While the full group of signatories from 14 organizations and institutions has only been working on the situation for a month, the implications were immediately clear. The signers include experts from Ohio State University, the University of Southern California, and the Anchorage and Fairbanks campuses of the University of Alaska.

Once informed of the open letter's contents, the Alaska's Department of Natural Resources immediately released a warning that "an increasingly likely landslide could generate a wave with devastating effects on fishermen and recreationalists."

How do you prepare for something like this?

Image source: whrc.org

The obvious question is what can be done to prepare for the landslide and tsunami? For one thing, there's more to understand about the upcoming event, and the researchers lay out their plan in the letter:

"To inform and refine hazard mitigation efforts, we would like to pursue several lines of investigation: Detect changes in the slope that might forewarn of a landslide, better understand what could trigger a landslide, and refine tsunami model projections.
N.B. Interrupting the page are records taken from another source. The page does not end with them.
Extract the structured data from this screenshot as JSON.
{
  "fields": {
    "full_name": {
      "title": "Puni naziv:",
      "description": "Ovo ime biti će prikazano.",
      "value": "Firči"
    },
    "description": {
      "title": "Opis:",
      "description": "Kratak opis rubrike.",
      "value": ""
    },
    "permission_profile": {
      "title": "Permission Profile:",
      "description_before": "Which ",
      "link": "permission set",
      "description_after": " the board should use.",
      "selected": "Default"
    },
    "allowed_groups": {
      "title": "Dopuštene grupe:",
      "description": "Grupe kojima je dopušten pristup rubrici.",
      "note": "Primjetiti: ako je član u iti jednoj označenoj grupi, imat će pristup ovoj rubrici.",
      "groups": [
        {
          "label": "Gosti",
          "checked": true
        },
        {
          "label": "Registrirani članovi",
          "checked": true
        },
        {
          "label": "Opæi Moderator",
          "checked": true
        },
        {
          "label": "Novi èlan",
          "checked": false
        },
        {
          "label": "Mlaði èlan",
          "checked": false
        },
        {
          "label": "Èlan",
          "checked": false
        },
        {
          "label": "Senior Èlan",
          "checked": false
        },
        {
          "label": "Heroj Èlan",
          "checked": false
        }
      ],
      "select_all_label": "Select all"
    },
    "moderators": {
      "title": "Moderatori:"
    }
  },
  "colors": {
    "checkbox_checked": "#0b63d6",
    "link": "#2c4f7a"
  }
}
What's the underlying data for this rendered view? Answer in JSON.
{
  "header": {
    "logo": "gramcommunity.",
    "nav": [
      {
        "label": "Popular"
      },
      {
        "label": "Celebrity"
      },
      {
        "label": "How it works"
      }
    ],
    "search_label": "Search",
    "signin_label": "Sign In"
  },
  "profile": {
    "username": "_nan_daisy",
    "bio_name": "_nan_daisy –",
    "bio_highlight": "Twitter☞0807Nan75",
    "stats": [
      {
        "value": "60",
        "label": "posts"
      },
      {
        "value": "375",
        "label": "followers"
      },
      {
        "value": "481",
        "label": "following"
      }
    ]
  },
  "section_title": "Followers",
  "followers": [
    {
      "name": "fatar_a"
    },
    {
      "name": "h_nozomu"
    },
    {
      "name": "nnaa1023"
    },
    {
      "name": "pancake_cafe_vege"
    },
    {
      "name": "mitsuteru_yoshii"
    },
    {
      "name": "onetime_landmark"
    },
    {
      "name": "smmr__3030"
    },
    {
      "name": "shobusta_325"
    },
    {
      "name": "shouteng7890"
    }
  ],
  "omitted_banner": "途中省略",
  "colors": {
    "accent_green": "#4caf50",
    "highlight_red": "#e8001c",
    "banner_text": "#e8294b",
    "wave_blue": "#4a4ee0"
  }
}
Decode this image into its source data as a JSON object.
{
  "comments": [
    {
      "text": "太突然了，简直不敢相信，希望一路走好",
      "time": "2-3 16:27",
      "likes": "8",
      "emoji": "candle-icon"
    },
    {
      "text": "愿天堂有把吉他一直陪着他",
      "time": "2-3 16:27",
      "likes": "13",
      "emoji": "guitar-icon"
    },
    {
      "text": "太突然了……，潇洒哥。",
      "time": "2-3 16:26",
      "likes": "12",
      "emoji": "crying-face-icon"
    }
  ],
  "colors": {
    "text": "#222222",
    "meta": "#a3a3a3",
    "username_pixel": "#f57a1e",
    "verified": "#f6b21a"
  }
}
By mapping the landslide and nearby terrain, both above and below sea level, we can more accurately determine the basic physical dimensions of the landslide. This can be paired with GPS and seismic measurements made over time to see how the slope responds to changes in the glacier and to events like rainstorms and earthquakes. Field and satellite data can support near-real time hazard monitoring, while computer models of landslide and tsunami scenarios can help identify specific places that are most at risk."

In the letter, the authors reached out to those living in and visiting the area, asking, "What specific questions are most important to you?" and "What could be done to reduce the danger to people who want to visit or work in Barry Arm?" They also invited locals to let them know about any changes, including even small rock-falls and landslides.